La salive de la tique intéresse les scientifiques pour ses propriétés anti-inflammatoires. © getty images

Des tiques contre la Covid?

C’est souvent par hasard que l’on découvre une tique, la tête enfouie dans notre chair. Alors que le parasite se repaît de notre sang, rien, pas un petit pincement n’est venu signaler qu’il enfonçait ses dents dans l’épiderme. Cette capacité à mordre sans se faire repérer, la tique la doit à des protéines qu’elle sécrète et qui suppriment la réponse inflammatoire de son hôte. Dénommées évasines, elles lui permettent ainsi d’échapper à la détection immunitaire du corps. Ces propriétés suscitent un intérêt grandissant parmi la communauté médicale, qui voit là une piste prometteuse pour la production de traitements luttant contre les inflammations. Notamment celles de la Covid-19.

D’habitude, lors d’une infection ou d’une morsure quelconque, des molécules sanguines appelées chimiokines avertissent le corps que des globules blancs sont nécessaires pour combattre une maladie potentielle. Mais lors d’une morsure de tique, les évasines produites par l’insecte se lient aux chimiokines, les empêchant de tirer la sonnette d’alarme et de ne provoquer une inflammation qu’à l’endroit de la morsure. Cette capacité inhibitrice serait d’autant plus forte que des groupements sulfates sont attachés aux molécules d’évasine.

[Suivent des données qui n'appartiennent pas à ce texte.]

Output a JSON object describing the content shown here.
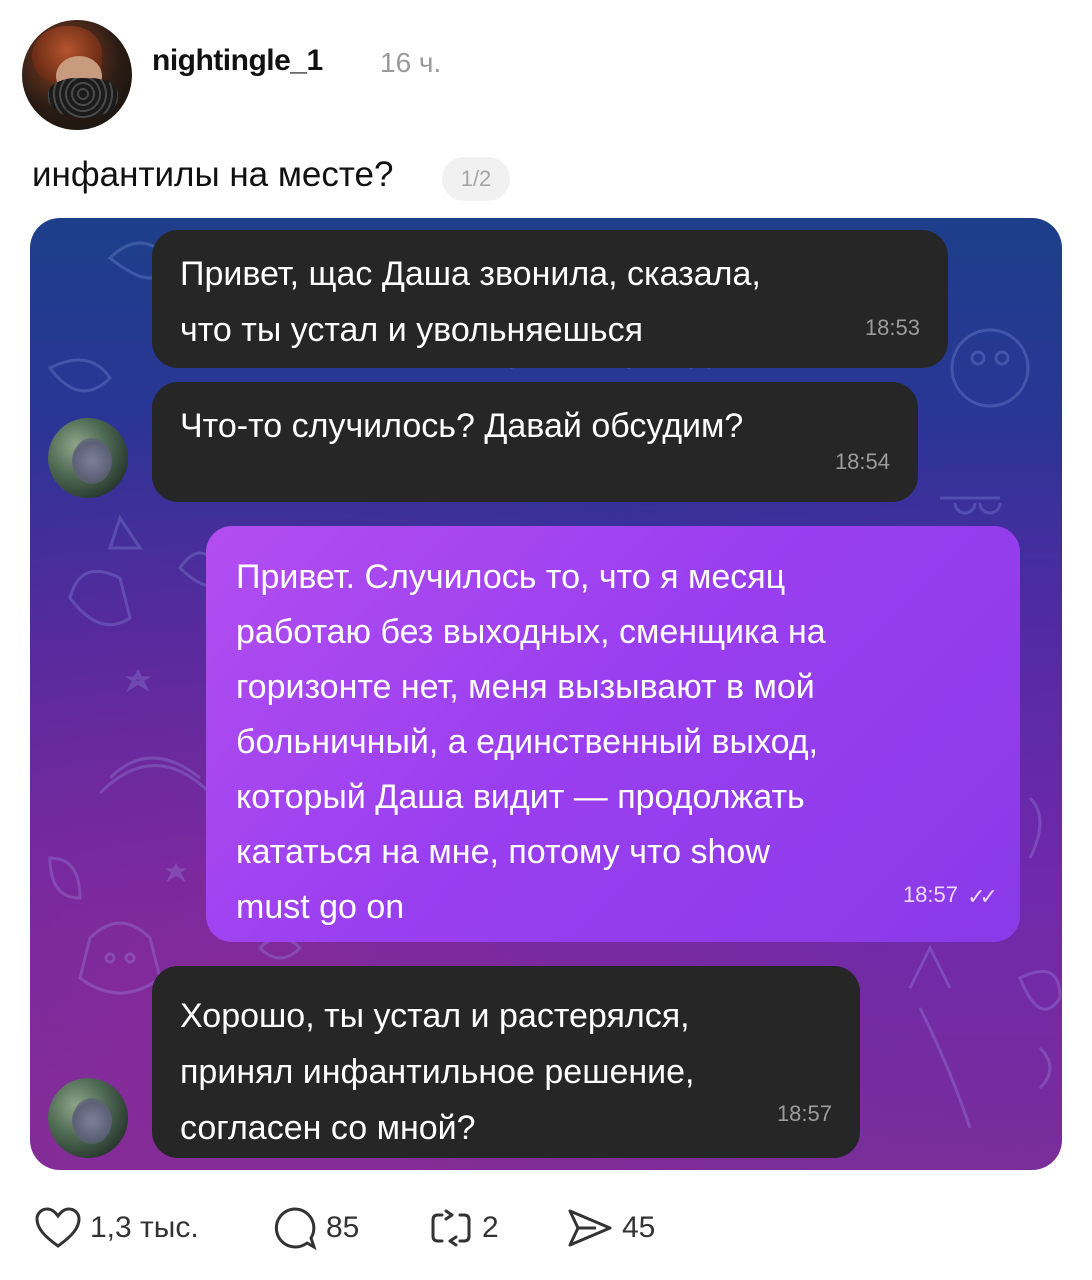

Une découverte récente de Charlotte Franck, chercheuse belge effectuant son doctorat à l’université de Sydney.

La salive de tique est composée d’un grand nombre de molécules diverses. Dans ce mélange, il est difficile d’isoler les évasines afin de les tester au laboratoire. « Pour surmonter cela, nous avons construit des protéines évasines à partir de rien, en ayant recours à la chimie synthétique. C’est une première », explique la doctorante, auteure d’une publication à lire dans la revue de référence Pnas( Proceedings of the National Academy of Sciences).

« Nous essayons désormais de concevoir des molécules d’évasine dotées de groupements sulfates afin d’accroître leur aptitude à se lier aux chimiokines, et donc d’augmenter leur capacité inhibitrice. Ensuite, nous pourrons explorer leur efficacité dans une étude clinique », poursuit Charlotte Franck. La modification structurale résultant de l’ajout de groupements sulfates devrait également améliorer la stabilité des évasines dans le sang: de quoi ouvrir la voie à une production industrielle de médicaments anti-inflammatoires.

Jusqu’alors, des études sur animaux ont montré que les protéines évasines non dotées de groupements sulfates avaient d’excellentes propriétés anti-inflammatoires dans des cas de fibrose pulmonaire et de colite. Leur intérêt va désormais au-delà de ces pathologies. Or, on sait que les chimiokines sont des facteurs d’inflammation pulmonaire dans la Covid-19. « Cela vaudra la peine d’explorer la manière dont les évasines pourraient être utilisées pour traiter les symptômes de cette maladie. En tout cas, il est tout à fait possible que nos protéines de tiques sulfatées, ou des variantes modifiées de celles-ci, puissent trouver à l’avenir une application pour un large nombre de maladies inflammatoires », conclut le professeur Richard Payne, directeur adjoint du Centre d’excellence pour les innovations en science des peptides et des protéines (Cipps).